X-rays and CT scanning may be used to detect and reveal the extent of bone fusion in severe occurrences of osseous syndactyly. In some individuals with GCPS, X-ray studies may also reveal advanced bone age.
Macrocephaly is defined as a head circumference greater than the 97th centile compared to appropriate age and sex standards. In addition, if the distance between the pupils is greater than the 97th centile compared to appropriate age and sex standards, then the individual has widely spaced eyes that can be considered as GCPS feature.
Two conditions must be considered prior to diagnostic testing: the presence of developmental delay or intellectual disability and history of recurrent pregnancy losses in the parent of the individual.

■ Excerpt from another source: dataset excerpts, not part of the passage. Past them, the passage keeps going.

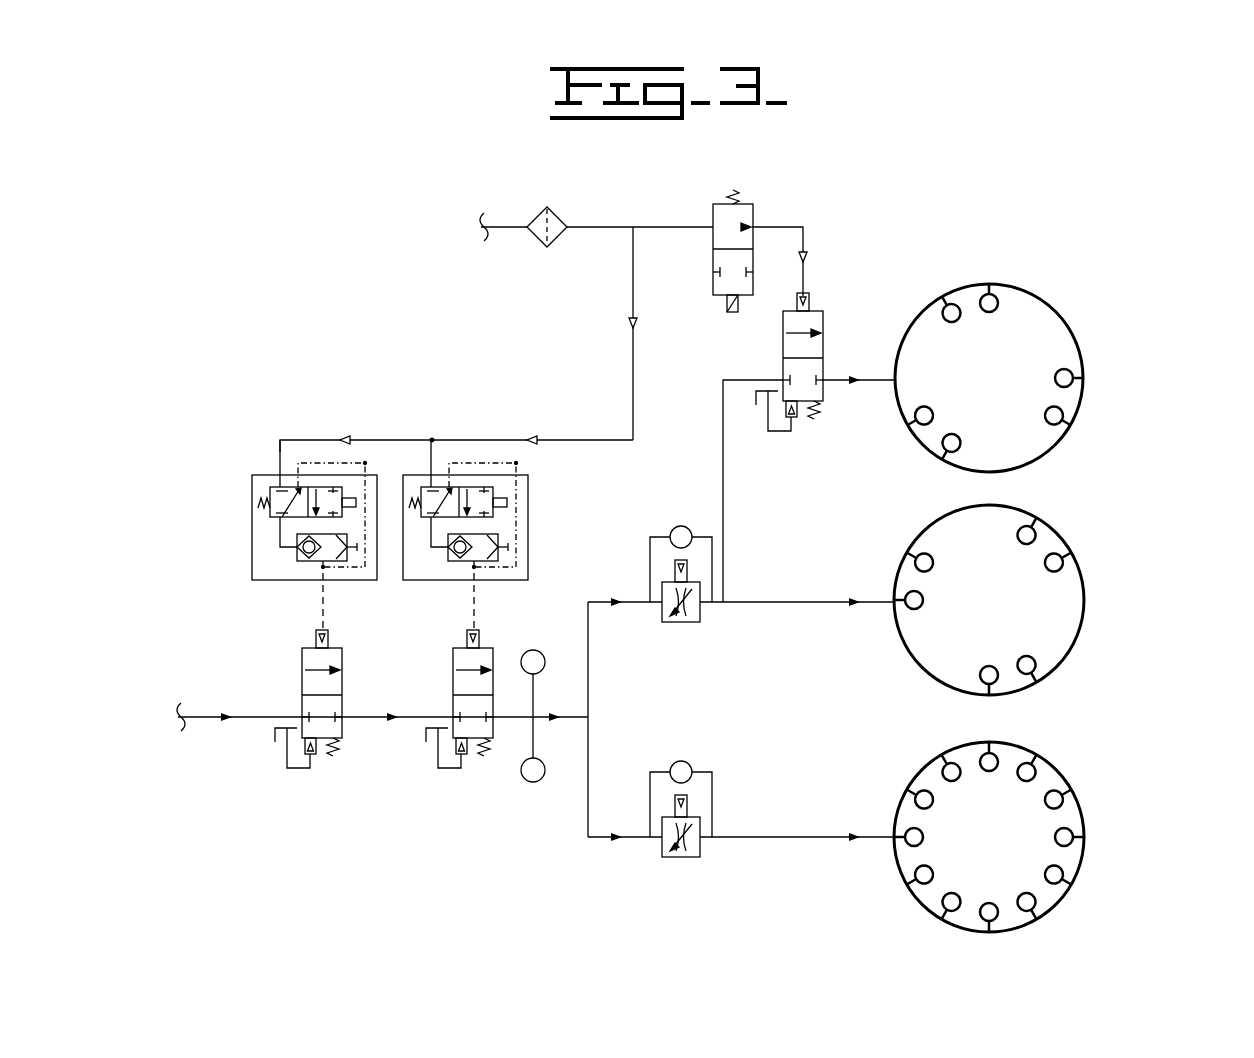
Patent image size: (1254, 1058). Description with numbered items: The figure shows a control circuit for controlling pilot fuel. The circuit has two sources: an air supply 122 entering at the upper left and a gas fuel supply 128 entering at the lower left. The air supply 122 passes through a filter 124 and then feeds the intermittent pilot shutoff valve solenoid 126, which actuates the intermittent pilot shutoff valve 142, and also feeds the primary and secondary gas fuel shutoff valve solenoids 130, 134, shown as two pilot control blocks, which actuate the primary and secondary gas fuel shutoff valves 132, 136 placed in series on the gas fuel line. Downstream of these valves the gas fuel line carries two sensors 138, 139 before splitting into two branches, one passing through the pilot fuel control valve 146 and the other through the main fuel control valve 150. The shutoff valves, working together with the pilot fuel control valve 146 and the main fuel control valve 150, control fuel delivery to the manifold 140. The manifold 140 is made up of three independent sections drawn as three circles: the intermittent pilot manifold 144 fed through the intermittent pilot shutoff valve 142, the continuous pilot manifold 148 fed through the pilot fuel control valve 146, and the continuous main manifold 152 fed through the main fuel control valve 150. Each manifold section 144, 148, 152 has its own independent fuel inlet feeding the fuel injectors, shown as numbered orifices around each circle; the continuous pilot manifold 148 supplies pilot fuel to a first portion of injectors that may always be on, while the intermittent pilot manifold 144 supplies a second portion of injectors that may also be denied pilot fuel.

The air supply 122 is at (462, 214).
The filter 124 is at (540, 212).
The intermittent pilot shutoff valve solenoid 126 is at (752, 212).
The gas fuel supply 128 is at (160, 694).
The primary gas fuel shutoff valve solenoid 130 is at (262, 475).
The primary gas fuel shutoff valve 132 is at (302, 660).
The secondary gas fuel shutoff valve solenoid 134 is at (528, 487).
The secondary gas fuel shutoff valve 136 is at (453, 660).
The pressure sensor 138 is at (527, 650).
The pressure sensor 139 is at (530, 783).
The manifold 140 is at (1180, 316).
The intermittent pilot shutoff valve 142 is at (822, 320).
The intermittent pilot manifold 144 is at (1070, 298).
The pilot fuel control valve 146 is at (700, 612).
The continuous pilot manifold 148 is at (1075, 520).
The main fuel control valve 150 is at (700, 848).
The continuous main manifold 152 is at (1075, 752).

Once the clinical features consistent with GCPS are confirmed (through X-rays and CT scans), individuals without significant developmental delay or intellectual disability should have genetic testing through sequence analysis. If the individual does have developmental delay or intellectual disability, he or she should have either comparative genomic hybridization or SNP-array to detect possible copy number changes in the GLI3 gene. If the individual has a history of recurrent pregnancy losses, consideration should be given to chromosome (cytogenetic) testing. A balanced chromosome translocation that interrupts the GLI3 gene can cause pregnancy losses due to an unbalanced chromosome translocation in offspring
STANDARD THERAPIES
Treatment
The treatment of GCPS is directed toward the specific symptoms apparent in each individual. Treatment may require the efforts of a team of specialists who may need to systematically and comprehensively plan an affected child’s treatment. Such specialists may include pediatricians, specialists who diagnose and treat skeletal disorders (orthopedists), orthopedic and plastic surgeons, physical and occupational therapists, and/or other health care professionals.
Craniofacial reconstructive surgery for GCPS is not common since the widely spaced eyes and macrocephaly are not sufficiently severe enough to warrant surgery. Surgery for extra digit at the thumb/big toe is normally prioritized over the extra digit near the pinky because of the importance of grasping and balancing.
Specific therapies for the treatment of this disorder are symptomatic and supportive. In some patients, surgery may be performed to correct digital and/or craniofacial abnormalities. Genetic counseling is recommended for affected individuals and their families.